There's not a lot companies can do with their excess free cash flow.

Warnes says it comes down to three "buckets". They can reinvest in the business they can reduce their gearing or they can give money back to the people who ultimately own the company. That's the shareholders, not management, though sometimes you'd wonder.

Overall, Australian companies have record levels of cash and low gearing levels, so debt is not an issue for many. Yet shareholders have not been harvesting the results of the boom. Warnes points to Iluka Resources, which recently enhanced its dividend policy and committed to paying out at least 40 per cent of free cash flow, provided the outlook is reasonably predictable. The share price, Warnes says, has outperformed other mining stocks since.

Is this a coincidence? He thinks not. He also cites the example of the US gold miner, Newmont Mining Corporation, which has a policy of paying an "enhanced" dividend when the realised gold price is more than $1700. So at a $1700 gold price, the normal 40? quarterly dividend becomes 42.5? and as the gold price rises further, the dividend increases significantly. If the gold price is $2000, the old 55? dividend is enhanced to 67.5?. Warnes says it has also outperformed other stocks.

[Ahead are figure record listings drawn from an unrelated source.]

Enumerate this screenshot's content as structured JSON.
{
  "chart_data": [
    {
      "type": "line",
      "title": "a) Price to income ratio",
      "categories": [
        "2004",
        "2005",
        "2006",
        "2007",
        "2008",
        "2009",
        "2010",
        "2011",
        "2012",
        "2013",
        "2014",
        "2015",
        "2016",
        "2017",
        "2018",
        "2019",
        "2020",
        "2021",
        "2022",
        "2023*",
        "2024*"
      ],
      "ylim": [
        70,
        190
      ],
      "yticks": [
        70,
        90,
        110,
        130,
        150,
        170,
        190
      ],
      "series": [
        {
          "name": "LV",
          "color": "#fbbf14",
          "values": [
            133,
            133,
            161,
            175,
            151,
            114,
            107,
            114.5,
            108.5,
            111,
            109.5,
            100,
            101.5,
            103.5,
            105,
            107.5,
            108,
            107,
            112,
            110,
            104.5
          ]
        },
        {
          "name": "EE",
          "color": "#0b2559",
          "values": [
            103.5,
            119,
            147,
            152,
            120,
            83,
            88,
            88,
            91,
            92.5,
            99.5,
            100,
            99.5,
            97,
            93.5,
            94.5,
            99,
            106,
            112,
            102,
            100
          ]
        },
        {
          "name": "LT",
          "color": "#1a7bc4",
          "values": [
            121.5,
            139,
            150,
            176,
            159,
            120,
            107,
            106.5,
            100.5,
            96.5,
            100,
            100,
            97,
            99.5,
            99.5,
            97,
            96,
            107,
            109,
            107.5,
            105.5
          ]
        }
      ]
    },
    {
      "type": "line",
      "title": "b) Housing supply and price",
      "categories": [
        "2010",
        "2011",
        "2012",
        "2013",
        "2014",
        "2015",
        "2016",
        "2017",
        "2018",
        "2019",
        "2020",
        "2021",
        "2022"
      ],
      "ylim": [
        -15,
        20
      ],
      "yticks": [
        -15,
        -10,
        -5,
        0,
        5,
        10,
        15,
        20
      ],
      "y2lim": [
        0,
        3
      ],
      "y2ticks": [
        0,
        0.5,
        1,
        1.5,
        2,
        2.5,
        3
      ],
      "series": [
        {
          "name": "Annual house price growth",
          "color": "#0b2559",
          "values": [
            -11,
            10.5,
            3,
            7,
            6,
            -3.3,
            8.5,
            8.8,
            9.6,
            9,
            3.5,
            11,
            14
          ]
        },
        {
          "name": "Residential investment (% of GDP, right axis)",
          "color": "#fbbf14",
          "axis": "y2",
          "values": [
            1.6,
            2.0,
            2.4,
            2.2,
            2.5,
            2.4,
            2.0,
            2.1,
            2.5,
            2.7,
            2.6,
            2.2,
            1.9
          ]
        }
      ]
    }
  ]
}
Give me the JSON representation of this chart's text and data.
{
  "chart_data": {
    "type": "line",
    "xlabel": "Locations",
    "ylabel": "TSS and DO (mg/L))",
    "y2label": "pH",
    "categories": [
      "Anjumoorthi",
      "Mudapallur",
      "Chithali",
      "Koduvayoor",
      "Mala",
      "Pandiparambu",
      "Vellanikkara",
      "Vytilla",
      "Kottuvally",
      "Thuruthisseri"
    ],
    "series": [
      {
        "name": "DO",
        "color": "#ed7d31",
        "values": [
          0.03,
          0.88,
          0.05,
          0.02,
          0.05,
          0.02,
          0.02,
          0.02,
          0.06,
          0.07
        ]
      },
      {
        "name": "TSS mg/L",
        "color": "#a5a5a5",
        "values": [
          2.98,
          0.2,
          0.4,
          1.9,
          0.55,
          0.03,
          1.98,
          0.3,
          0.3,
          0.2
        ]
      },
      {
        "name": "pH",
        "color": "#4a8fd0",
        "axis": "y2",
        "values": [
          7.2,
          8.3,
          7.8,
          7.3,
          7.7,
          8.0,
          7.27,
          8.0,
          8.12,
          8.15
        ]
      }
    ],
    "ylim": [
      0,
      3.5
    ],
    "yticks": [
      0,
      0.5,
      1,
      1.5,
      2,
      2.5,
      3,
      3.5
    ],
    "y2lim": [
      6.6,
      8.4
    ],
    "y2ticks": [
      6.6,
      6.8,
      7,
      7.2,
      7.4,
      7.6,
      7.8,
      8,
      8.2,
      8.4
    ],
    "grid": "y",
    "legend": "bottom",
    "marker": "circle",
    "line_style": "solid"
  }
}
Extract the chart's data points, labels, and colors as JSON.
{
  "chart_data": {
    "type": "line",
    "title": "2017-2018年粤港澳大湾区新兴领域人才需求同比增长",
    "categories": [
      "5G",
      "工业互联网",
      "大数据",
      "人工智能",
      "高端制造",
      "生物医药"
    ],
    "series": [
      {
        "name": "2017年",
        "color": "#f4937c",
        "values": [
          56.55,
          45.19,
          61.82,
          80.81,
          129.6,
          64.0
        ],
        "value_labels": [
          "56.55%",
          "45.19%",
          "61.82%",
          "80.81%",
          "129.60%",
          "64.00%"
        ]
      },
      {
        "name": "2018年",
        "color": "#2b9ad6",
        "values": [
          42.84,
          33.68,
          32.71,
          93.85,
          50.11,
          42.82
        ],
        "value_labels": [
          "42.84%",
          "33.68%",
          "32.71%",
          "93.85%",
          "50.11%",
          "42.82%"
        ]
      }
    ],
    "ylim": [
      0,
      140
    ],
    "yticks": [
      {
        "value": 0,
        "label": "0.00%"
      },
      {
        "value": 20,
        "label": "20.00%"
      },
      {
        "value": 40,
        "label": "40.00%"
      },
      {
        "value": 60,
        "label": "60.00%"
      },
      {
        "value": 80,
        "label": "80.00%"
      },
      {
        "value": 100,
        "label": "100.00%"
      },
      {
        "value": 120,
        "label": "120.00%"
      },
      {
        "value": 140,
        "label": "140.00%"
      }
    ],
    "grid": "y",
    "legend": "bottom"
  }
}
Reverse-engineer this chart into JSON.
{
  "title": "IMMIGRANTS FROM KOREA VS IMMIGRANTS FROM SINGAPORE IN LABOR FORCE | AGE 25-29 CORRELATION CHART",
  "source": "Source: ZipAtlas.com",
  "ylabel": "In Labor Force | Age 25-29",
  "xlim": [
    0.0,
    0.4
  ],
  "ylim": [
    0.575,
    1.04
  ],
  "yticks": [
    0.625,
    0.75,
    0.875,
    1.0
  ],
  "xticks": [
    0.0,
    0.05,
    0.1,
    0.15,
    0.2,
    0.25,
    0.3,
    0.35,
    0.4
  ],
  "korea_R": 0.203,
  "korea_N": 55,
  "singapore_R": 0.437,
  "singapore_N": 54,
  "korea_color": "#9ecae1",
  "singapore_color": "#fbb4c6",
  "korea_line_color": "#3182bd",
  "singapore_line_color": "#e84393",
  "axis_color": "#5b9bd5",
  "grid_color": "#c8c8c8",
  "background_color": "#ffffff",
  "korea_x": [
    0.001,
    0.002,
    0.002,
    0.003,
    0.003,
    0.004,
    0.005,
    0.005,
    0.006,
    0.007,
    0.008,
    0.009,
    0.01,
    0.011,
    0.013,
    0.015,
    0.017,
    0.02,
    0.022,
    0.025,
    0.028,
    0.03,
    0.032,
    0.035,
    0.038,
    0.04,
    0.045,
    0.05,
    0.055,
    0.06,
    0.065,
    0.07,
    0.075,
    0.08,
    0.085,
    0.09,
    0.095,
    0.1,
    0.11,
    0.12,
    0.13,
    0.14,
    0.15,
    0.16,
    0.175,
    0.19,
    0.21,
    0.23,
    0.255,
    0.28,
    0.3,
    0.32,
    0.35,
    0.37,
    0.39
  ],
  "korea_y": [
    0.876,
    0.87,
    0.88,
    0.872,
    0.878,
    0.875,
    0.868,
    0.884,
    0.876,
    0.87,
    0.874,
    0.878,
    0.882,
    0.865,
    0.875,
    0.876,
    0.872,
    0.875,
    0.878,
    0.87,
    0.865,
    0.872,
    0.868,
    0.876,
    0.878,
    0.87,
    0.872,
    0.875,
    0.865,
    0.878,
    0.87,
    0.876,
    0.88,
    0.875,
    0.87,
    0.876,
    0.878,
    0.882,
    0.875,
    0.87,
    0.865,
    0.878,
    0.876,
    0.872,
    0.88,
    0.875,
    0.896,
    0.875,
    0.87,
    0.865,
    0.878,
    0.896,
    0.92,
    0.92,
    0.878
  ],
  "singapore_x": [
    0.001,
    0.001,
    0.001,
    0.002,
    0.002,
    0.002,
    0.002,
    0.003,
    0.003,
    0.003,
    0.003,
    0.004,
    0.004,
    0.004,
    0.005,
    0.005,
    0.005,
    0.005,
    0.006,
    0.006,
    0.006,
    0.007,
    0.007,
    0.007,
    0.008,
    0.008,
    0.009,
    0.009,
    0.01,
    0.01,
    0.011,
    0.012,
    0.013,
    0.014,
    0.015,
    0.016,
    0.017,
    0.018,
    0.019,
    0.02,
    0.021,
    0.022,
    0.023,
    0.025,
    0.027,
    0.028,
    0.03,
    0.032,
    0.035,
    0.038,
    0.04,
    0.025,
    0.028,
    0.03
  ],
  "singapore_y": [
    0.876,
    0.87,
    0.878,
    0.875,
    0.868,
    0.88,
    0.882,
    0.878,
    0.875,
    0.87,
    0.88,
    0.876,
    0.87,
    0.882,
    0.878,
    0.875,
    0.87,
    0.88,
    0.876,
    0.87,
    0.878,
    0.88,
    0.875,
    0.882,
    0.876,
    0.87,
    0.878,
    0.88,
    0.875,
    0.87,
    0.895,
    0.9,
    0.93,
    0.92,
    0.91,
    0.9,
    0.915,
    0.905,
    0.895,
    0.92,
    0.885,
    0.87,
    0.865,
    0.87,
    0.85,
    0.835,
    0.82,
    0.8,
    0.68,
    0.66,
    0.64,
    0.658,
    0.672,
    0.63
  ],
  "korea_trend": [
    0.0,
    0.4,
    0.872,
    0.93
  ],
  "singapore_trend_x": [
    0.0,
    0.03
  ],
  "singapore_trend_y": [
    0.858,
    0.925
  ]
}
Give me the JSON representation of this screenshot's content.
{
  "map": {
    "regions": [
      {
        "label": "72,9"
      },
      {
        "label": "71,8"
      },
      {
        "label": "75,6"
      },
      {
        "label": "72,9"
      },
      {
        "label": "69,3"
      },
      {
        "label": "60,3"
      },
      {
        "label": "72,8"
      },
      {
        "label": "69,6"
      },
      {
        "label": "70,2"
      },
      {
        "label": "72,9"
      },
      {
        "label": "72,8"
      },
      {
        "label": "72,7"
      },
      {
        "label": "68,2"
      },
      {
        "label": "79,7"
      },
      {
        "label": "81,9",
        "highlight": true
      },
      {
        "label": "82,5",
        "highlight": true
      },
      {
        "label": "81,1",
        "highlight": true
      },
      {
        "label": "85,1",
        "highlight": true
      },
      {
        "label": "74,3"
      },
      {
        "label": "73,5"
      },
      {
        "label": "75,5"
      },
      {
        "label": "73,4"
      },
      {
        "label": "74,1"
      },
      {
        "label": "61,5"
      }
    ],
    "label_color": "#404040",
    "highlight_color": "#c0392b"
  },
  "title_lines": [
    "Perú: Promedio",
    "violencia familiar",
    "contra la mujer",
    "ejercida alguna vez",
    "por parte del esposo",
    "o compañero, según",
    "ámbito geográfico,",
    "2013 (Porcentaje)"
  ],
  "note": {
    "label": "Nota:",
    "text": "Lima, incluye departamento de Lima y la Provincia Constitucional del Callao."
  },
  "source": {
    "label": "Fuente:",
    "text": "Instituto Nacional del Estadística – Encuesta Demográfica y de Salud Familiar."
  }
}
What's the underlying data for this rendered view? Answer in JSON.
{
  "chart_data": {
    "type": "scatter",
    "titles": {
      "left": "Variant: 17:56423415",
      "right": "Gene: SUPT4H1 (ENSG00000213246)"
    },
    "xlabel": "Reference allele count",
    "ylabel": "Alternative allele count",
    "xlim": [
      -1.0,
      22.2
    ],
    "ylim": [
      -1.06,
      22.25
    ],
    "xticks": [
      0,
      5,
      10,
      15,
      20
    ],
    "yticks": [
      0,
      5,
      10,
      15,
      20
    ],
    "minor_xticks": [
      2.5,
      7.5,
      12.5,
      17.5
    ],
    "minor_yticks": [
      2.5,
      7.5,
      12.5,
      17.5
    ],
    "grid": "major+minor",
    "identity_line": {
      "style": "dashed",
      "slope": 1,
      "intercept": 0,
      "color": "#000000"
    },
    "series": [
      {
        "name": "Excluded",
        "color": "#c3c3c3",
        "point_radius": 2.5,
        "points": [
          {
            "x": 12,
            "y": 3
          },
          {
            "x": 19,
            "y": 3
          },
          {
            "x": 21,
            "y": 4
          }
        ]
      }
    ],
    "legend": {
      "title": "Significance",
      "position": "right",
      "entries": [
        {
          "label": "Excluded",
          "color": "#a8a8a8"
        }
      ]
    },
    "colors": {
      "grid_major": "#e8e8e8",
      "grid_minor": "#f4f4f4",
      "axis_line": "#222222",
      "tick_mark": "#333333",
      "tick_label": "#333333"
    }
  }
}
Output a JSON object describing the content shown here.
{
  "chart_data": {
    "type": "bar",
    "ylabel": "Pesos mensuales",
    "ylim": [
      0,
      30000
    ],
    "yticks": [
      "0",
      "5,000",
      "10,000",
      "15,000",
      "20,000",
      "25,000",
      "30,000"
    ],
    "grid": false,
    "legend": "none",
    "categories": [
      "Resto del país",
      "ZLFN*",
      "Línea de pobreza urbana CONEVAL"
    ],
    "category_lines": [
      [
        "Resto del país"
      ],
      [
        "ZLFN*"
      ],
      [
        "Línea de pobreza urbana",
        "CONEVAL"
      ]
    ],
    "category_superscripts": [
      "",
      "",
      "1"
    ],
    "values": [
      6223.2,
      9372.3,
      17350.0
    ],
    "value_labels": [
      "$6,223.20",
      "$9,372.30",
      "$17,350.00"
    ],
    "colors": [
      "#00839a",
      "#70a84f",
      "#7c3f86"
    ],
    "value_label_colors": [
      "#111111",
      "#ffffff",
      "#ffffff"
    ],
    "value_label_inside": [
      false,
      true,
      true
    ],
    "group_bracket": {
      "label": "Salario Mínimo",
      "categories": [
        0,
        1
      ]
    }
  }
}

Eldorado Gold also introduced a gold-price linked dividend policy in October and seen its share price benefit.

BHP has recently come under fire from its institutional shareholder, BlackRock, which has challenged the group's distribution of free cash flow to expansion rather than dividends. BHP has a progressive dividend policy, where dividends increase by a small amount each year rather than rising and falling with market conditions.

That's arguably a good thing, as it gives certainty to shareholders and to management, which can continue to invest through the full market cycle. But Warnes says that may not be a good thing.

"It could pay to be a bit more circumspect on how it's spending its money and the bang it gets for its buck, especially when capital costs have gone through the roof to get projects up and running," he says.

"Olympic Dam is a classic example. When BHP acquired WMC six years ago, the capital costs for that project were $6 billion. They're now $20 billion-plus. When you push the button, you want to be very sure you'll get the return on investment you're looking for."

Warnes reckons that if BHP embraced the Iluka policy of paying out 40 per cent of its free cash flow in dividends, it would have still had $17 billion of free cash flow to invest in 2011. But it would have paid out about double the amount in dividends, lifting its fully franked yield from about 2.8 per cent to 5.6 per cent.

If that happened, Warnes asks, would its share price still be languishing at about $35?

In an age of super mining profits, shouldn't shareholders be entitled to a super dividend?

But it is not just the miners that Warnes says need to clean up their dividend act. He says timing of dividend payments is also an issue.

Why, for example, does Harvey Norman pay its December dividend in May? And Woolworths at the end of April?

As Warnes points out, in an uncertain world, many things are beyond the control of company management. But dividend payments are not.

In the post-GFC era, he says people are not going to invest in assets that don't pay a reasonable and efficient rate of return on their investment. Companies need to catch up with that.

* The author owns shares in BHP and Woolworths.